Sejak kecil Alma selalu berharap waktu berlalu dengan cepat. Supaya terbebas dari sekolah, dari orang tuanya yang pragmatis, supaya dia bisa menjadi dirinya sendiri, dan dari semua omong kosong seperti itu. Dia hanya ingin menutup mata kemudian terbangun dan sudah menjadi seorang yang dewasa. Sedangkan saya, sejak mengenal teater saya ingin segalanya melambat. Saya dan mungkin juga banyak teaterawan muda, ya kami semua merasa sedang melakukan hal yang sangat penting. Saya melihat besarnya energi, segala kreatifitas dan "ambisi" yang kami miliki. Dan ketika kakak saya satu-satunya meninggal saya ingin segalanya lebih lambat lagi. Sehingga saya bisa lebih sering mendoakannya. Begitu juga ketika kemudian mengenal Alma saya ingin segalanya lebih dan lebih melambat lagi. Sehingga saya bisa memegang hidungnya ketika dia sedang sakit flu dan menggelitik telapak kakinya ketika dia merasa sangat capek.

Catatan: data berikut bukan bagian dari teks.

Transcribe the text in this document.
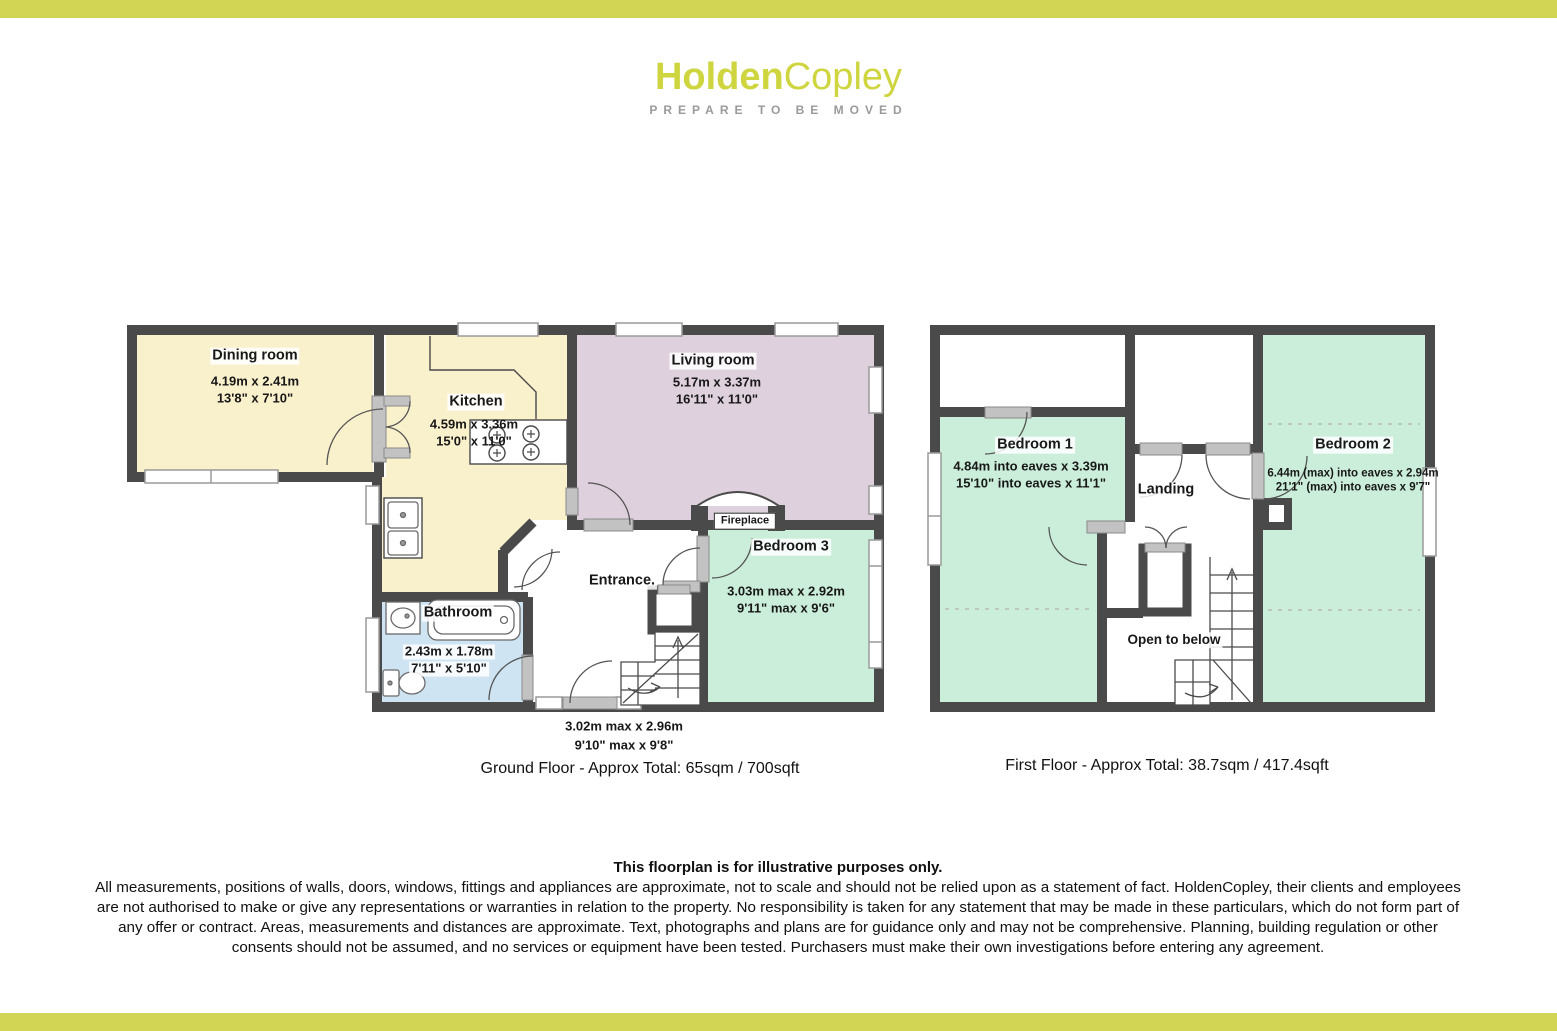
HoldenCopley
PREPARE TO BE MOVED
Dining room
4.19m x 2.41m
13'8" x 7'10"	Kitchen
4.59m x 3.36m
15'0" x 11'0"
Living room
5.17m x 3.37m
16'11" x 11'0"
Fireplace
Bedroom 3
3.03m max x 2.92m
9'11" max x 9'6"
Bathroom
2.43m x 1.78m
7'11" x 5'10"
Entrance.
3.02m max x 2.96m
9'10" max x 9'8"
Ground Floor - Approx Total: 65sqm / 700sqft
Bedroom 1
4.84m into eaves x 3.39m
15'10" into eaves x 11'1"
Bedroom 2
6.44m (max) into eaves x 2.94m
21'1" (max) into eaves x 9'7"
Landing
Open to below
First Floor - Approx Total: 38.7sqm / 417.4sqft
This floorplan is for illustrative purposes only.
All measurements, positions of walls, doors, windows, fittings and appliances are approximate, not to scale and should not be relied upon as a statement of fact. HoldenCopley, their clients and employees are not authorised to make or give any representations or warranties in relation to the property. No responsibility is taken for any statement that may be made in these particulars, which do not form part of any offer or contract. Areas, measurements and distances are approximate. Text, photographs and plans are for guidance only and may not be comprehensive. Planning, building regulation or other consents should not be assumed, and no services or equipment have been tested. Purchasers must make their own investigations before entering any agreement.
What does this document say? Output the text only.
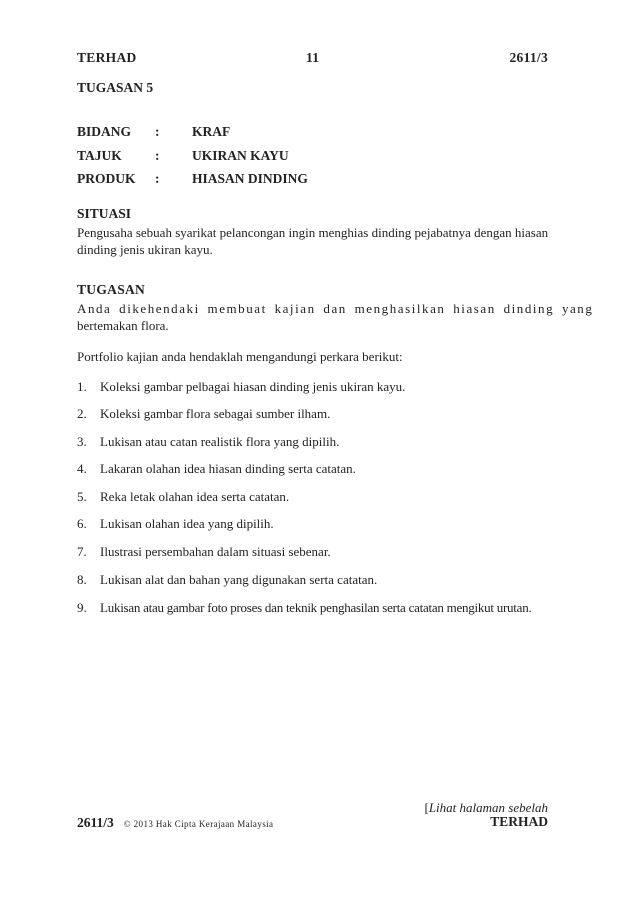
TERHAD	11	2611/3
TUGASAN 5
BIDANG : KRAF
TAJUK : UKIRAN KAYU
PRODUK : HIASAN DINDING
SITUASI
Pengusaha sebuah syarikat pelancongan ingin menghias dinding pejabatnya dengan hiasan
dinding jenis ukiran kayu.
TUGASAN
Anda dikehendaki membuat kajian dan menghasilkan hiasan dinding yang
bertemakan flora.
Portfolio kajian anda hendaklah mengandungi perkara berikut:
1. Koleksi gambar pelbagai hiasan dinding jenis ukiran kayu.
2. Koleksi gambar flora sebagai sumber ilham.
3. Lukisan atau catan realistik flora yang dipilih.
4. Lakaran olahan idea hiasan dinding serta catatan.
5. Reka letak olahan idea serta catatan.
6. Lukisan olahan idea yang dipilih.
7. Ilustrasi persembahan dalam situasi sebenar.
8. Lukisan alat dan bahan yang digunakan serta catatan.
9. Lukisan atau gambar foto proses dan teknik penghasilan serta catatan mengikut urutan.
[Lihat halaman sebelah
2611/3 © 2013 Hak Cipta Kerajaan Malaysia	TERHAD
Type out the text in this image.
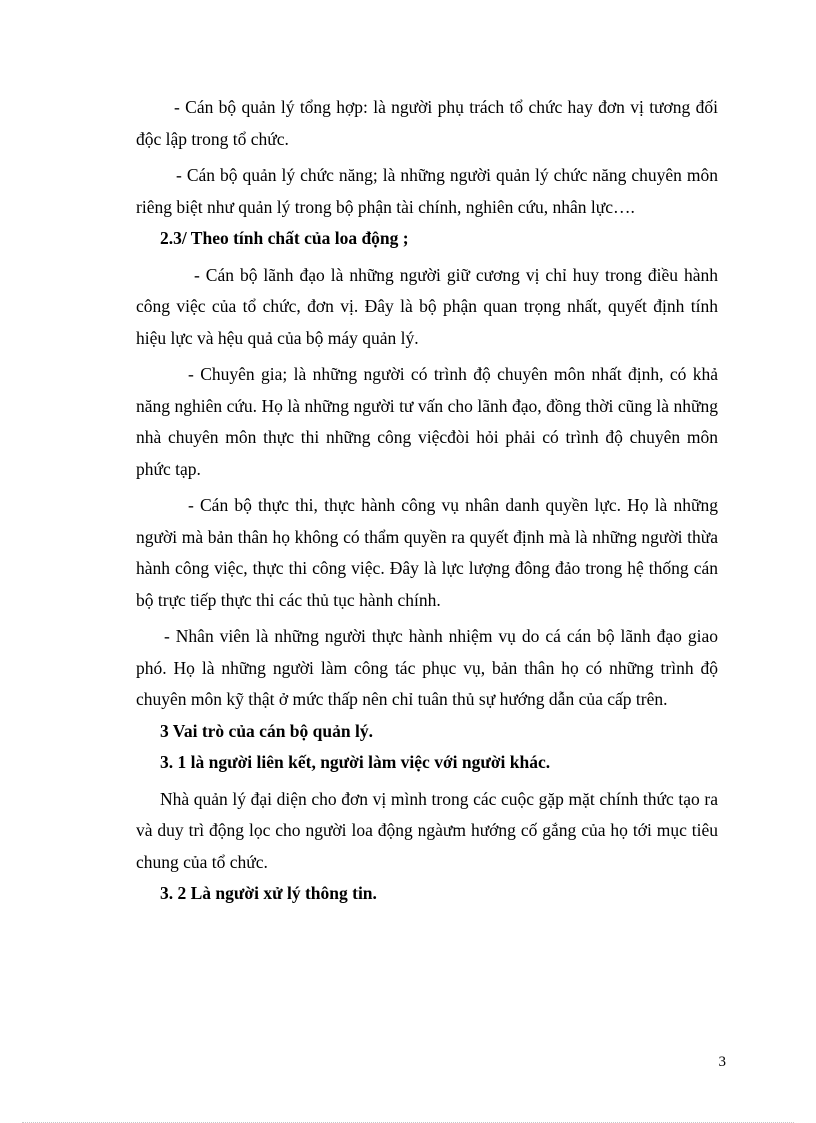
- Cán bộ quản lý tổng hợp: là người phụ trách tổ chức hay đơn vị tương đối độc lập trong tổ chức.

- Cán bộ quản lý chức năng; là những người quản lý chức năng chuyên môn riêng biệt như quản lý trong bộ phận tài chính, nghiên cứu, nhân lực….

2.3/ Theo tính chất của loa động ;

- Cán bộ lãnh đạo là những người giữ cương vị chỉ huy trong điều hành công việc của tổ chức, đơn vị. Đây là bộ phận quan trọng nhất, quyết định tính hiệu lực và hệu quả của bộ máy quản lý.

- Chuyên gia; là những người có trình độ chuyên môn nhất định, có khả năng nghiên cứu. Họ là những người tư vấn cho lãnh đạo, đồng thời cũng là những nhà chuyên môn thực thi những công việcđòi hỏi phải có trình độ chuyên môn phức tạp.

- Cán bộ thực thi, thực hành công vụ nhân danh quyền lực. Họ là những người mà bản thân họ không có thẩm quyền ra quyết định mà là những người thừa hành công việc, thực thi công việc. Đây là lực lượng đông đảo trong hệ thống cán bộ trực tiếp thực thi các thủ tục hành chính.

- Nhân viên là những người thực hành nhiệm vụ do cá cán bộ lãnh đạo giao phó. Họ là những người làm công tác phục vụ, bản thân họ có những trình độ chuyên môn kỹ thật ở mức thấp nên chỉ tuân thủ sự hướng dẫn của cấp trên.

3 Vai trò của cán bộ quản lý.

3. 1 là người liên kết, người làm việc với người khác.

Nhà quản lý đại diện cho đơn vị mình trong các cuộc gặp mặt chính thức tạo ra và duy trì động lọc cho người loa động ngàưm hướng cố gắng của họ tới mục tiêu chung của tổ chức.

3. 2 Là người xử lý thông tin.

3
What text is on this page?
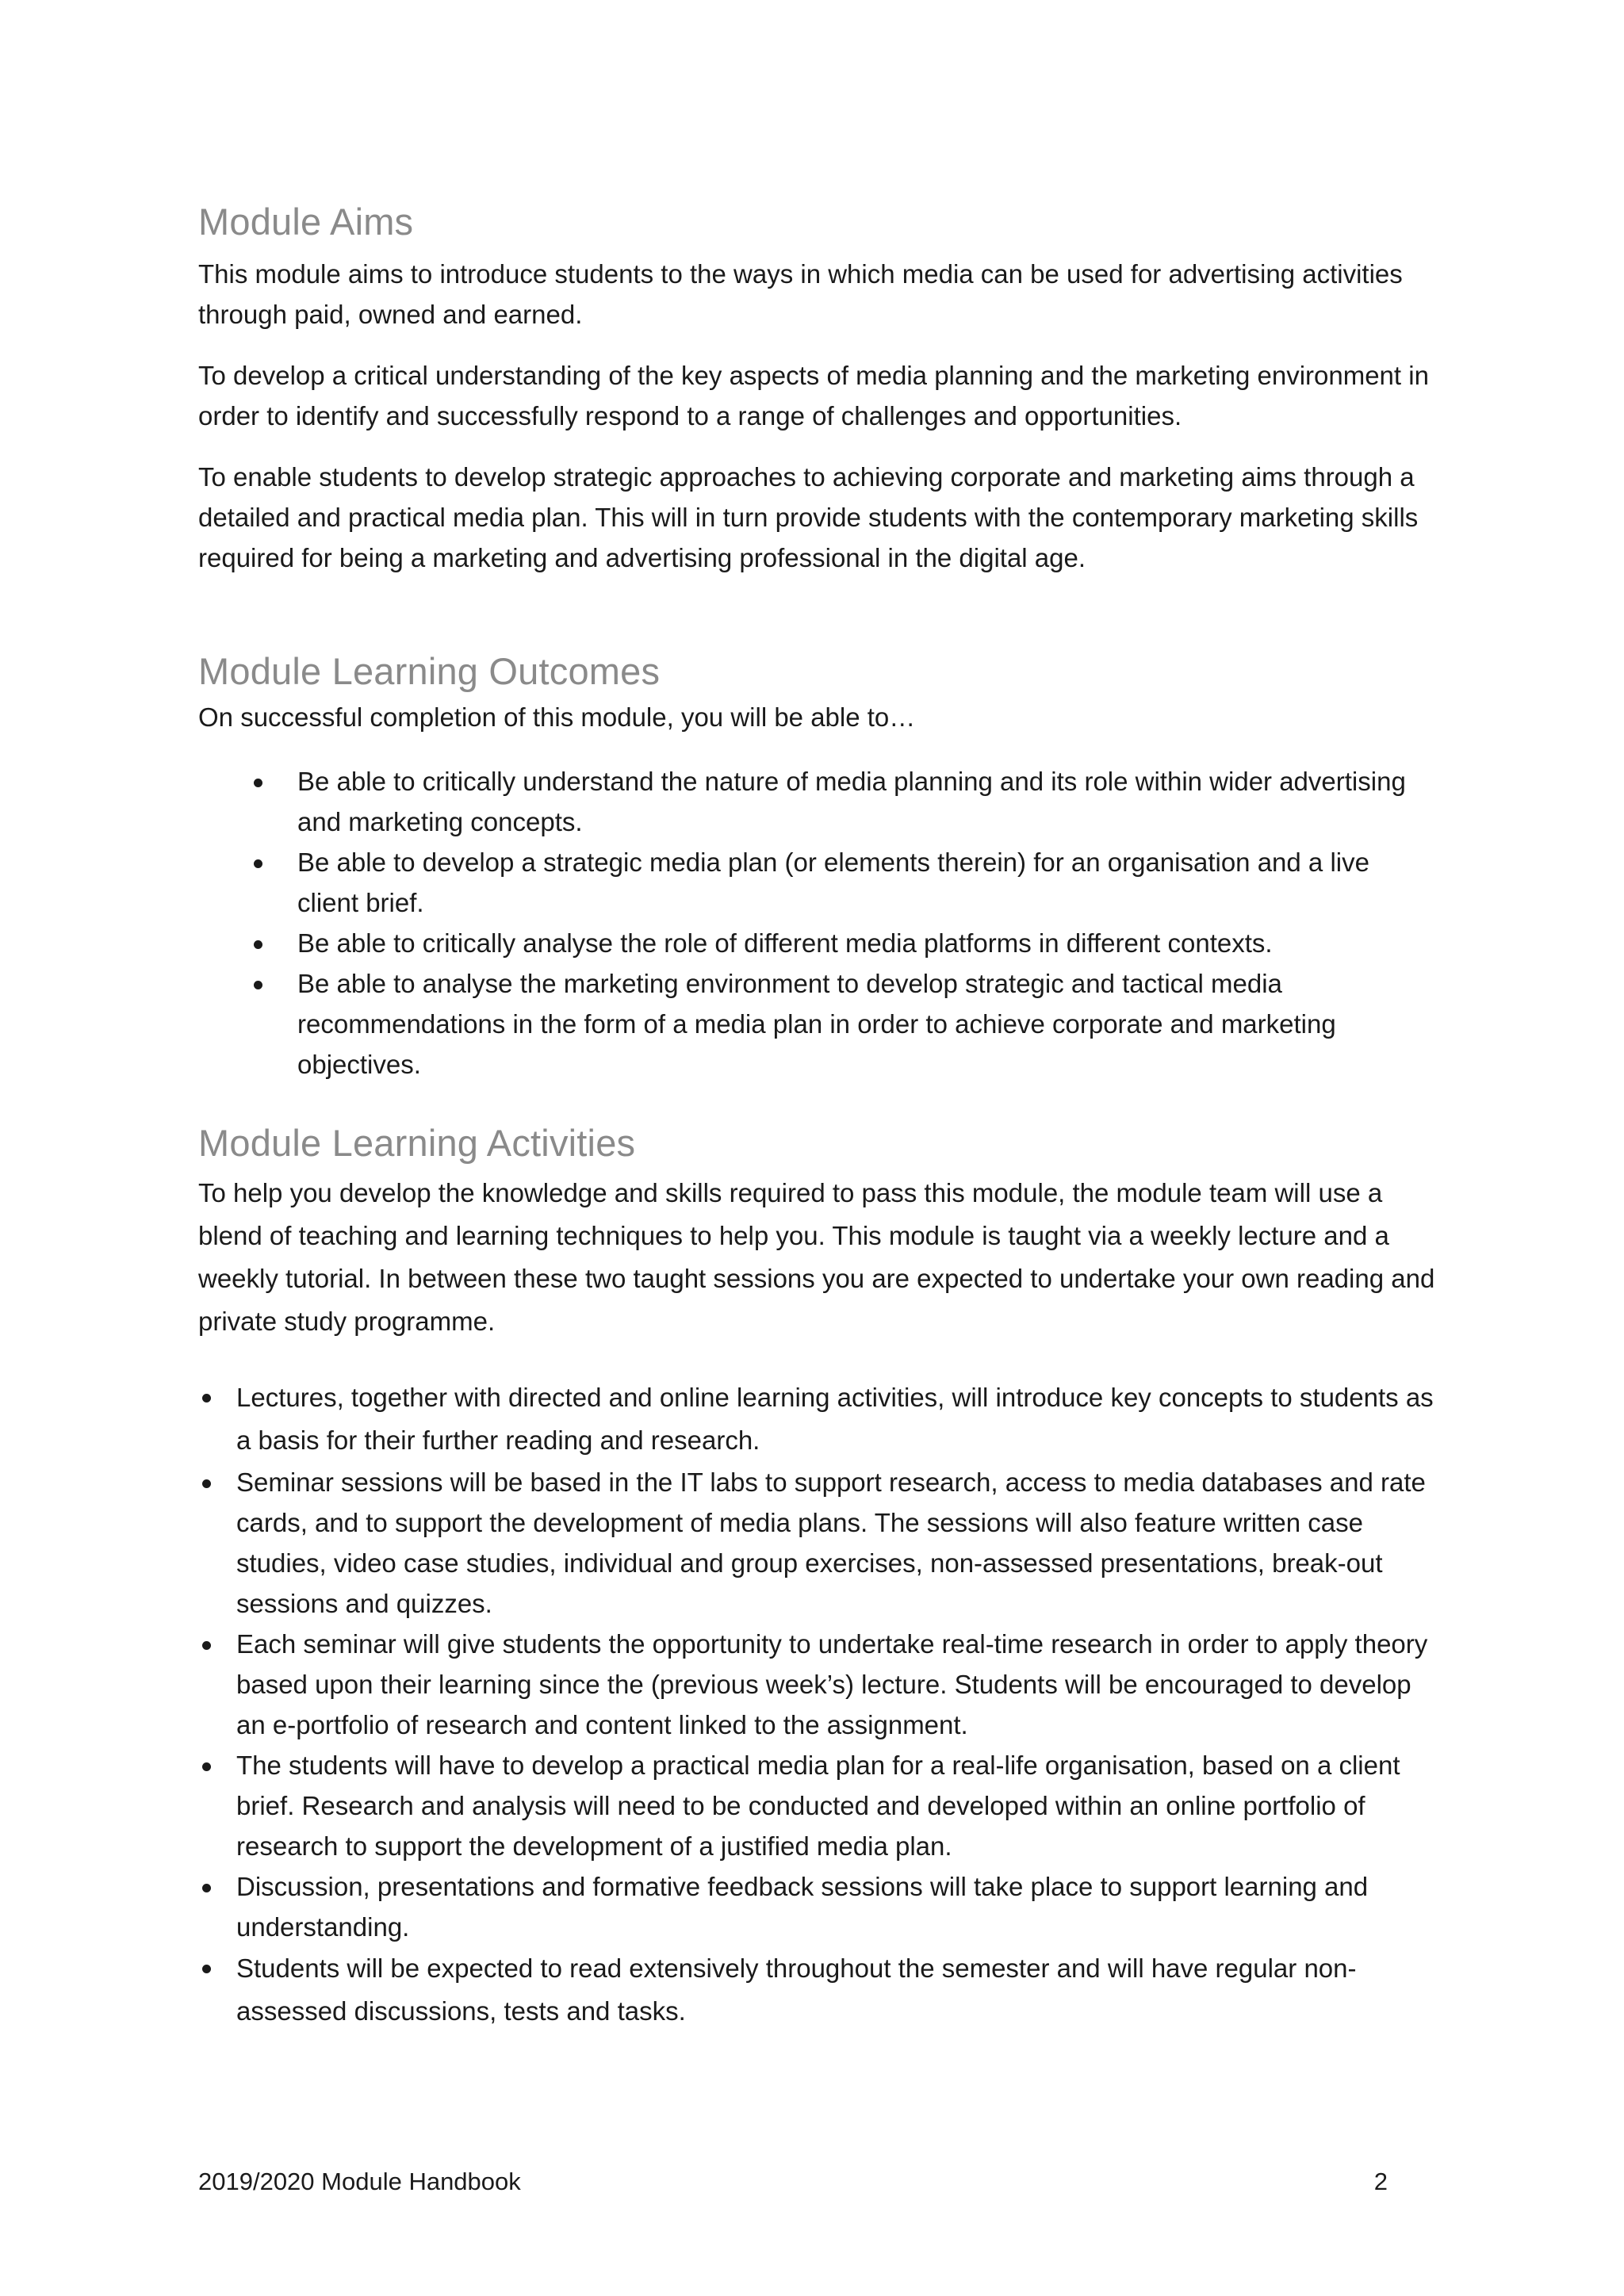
Module Aims

This module aims to introduce students to the ways in which media can be used for advertising activities through paid, owned and earned.

To develop a critical understanding of the key aspects of media planning and the marketing environment in order to identify and successfully respond to a range of challenges and opportunities.

To enable students to develop strategic approaches to achieving corporate and marketing aims through a detailed and practical media plan. This will in turn provide students with the contemporary marketing skills required for being a marketing and advertising professional in the digital age.

Module Learning Outcomes

On successful completion of this module, you will be able to…

Be able to critically understand the nature of media planning and its role within wider advertising and marketing concepts.
Be able to develop a strategic media plan (or elements therein) for an organisation and a live client brief.
Be able to critically analyse the role of different media platforms in different contexts.
Be able to analyse the marketing environment to develop strategic and tactical media recommendations in the form of a media plan in order to achieve corporate and marketing objectives.
Module Learning Activities

To help you develop the knowledge and skills required to pass this module, the module team will use a blend of teaching and learning techniques to help you. This module is taught via a weekly lecture and a weekly tutorial. In between these two taught sessions you are expected to undertake your own reading and private study programme.

Lectures, together with directed and online learning activities, will introduce key concepts to students as a basis for their further reading and research.
Seminar sessions will be based in the IT labs to support research, access to media databases and rate cards, and to support the development of media plans. The sessions will also feature written case studies, video case studies, individual and group exercises, non-assessed presentations, break-out sessions and quizzes.
Each seminar will give students the opportunity to undertake real-time research in order to apply theory based upon their learning since the (previous week’s) lecture. Students will be encouraged to develop an e-portfolio of research and content linked to the assignment.
The students will have to develop a practical media plan for a real-life organisation, based on a client brief. Research and analysis will need to be conducted and developed within an online portfolio of research to support the development of a justified media plan.
Discussion, presentations and formative feedback sessions will take place to support learning and understanding.
Students will be expected to read extensively throughout the semester and will have regular non-assessed discussions, tests and tasks.
2019/2020 Module Handbook	2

Namun petang ini begitu sampai depan rumah Alma saya merasa perjalanan selama empat jam berlalu begitu cepat. Kemudian saya hanya bisa mengenang dengan membayangkannya lagi beberapa menit kejadian-kejadian yang seluruhnya terasa menyenangkan selama perjalanan kami. Namun lamunan saya buyar begitu Alma menepuk pundak saya dan mengajak saya untuk masuk rumahnya.
Setelah istirahat sebentar dan mandi kami makan malam bersama orang tua Alma.
Saya diperkenalkan Alma pada orang tuanya. Nama ibu Alma adalah Sari yang merupakan nama tengah Alma. Sedangkan nama bapak Alma adalah Wardhana yang merupakan nama belakang Alma. Orang tua Alma sangat kaget ketika mengetahui bahwa kami baru kenal dua bulan. Dan lebih kaget lagi ketika mengetahui saya kuliah di perguruan tinggi seni jurusan teater.
Selesai makan tiba-tiba bapak Alma beranjak menuju ruang tamu, lalu;
"Mas Yudi, sepertinya bapak mau ke ruang tamu. Pergilah ke sana mengobrol sama bapak. Biar saya juga bisa ngobrol sama Alma, ya" kata ibu Alma.
Saya memandang Alma, dia mengangkat alisnya dan tersenyum lalu menggerakkan tangannya mempersilakan saya pergi ke ruang tamu.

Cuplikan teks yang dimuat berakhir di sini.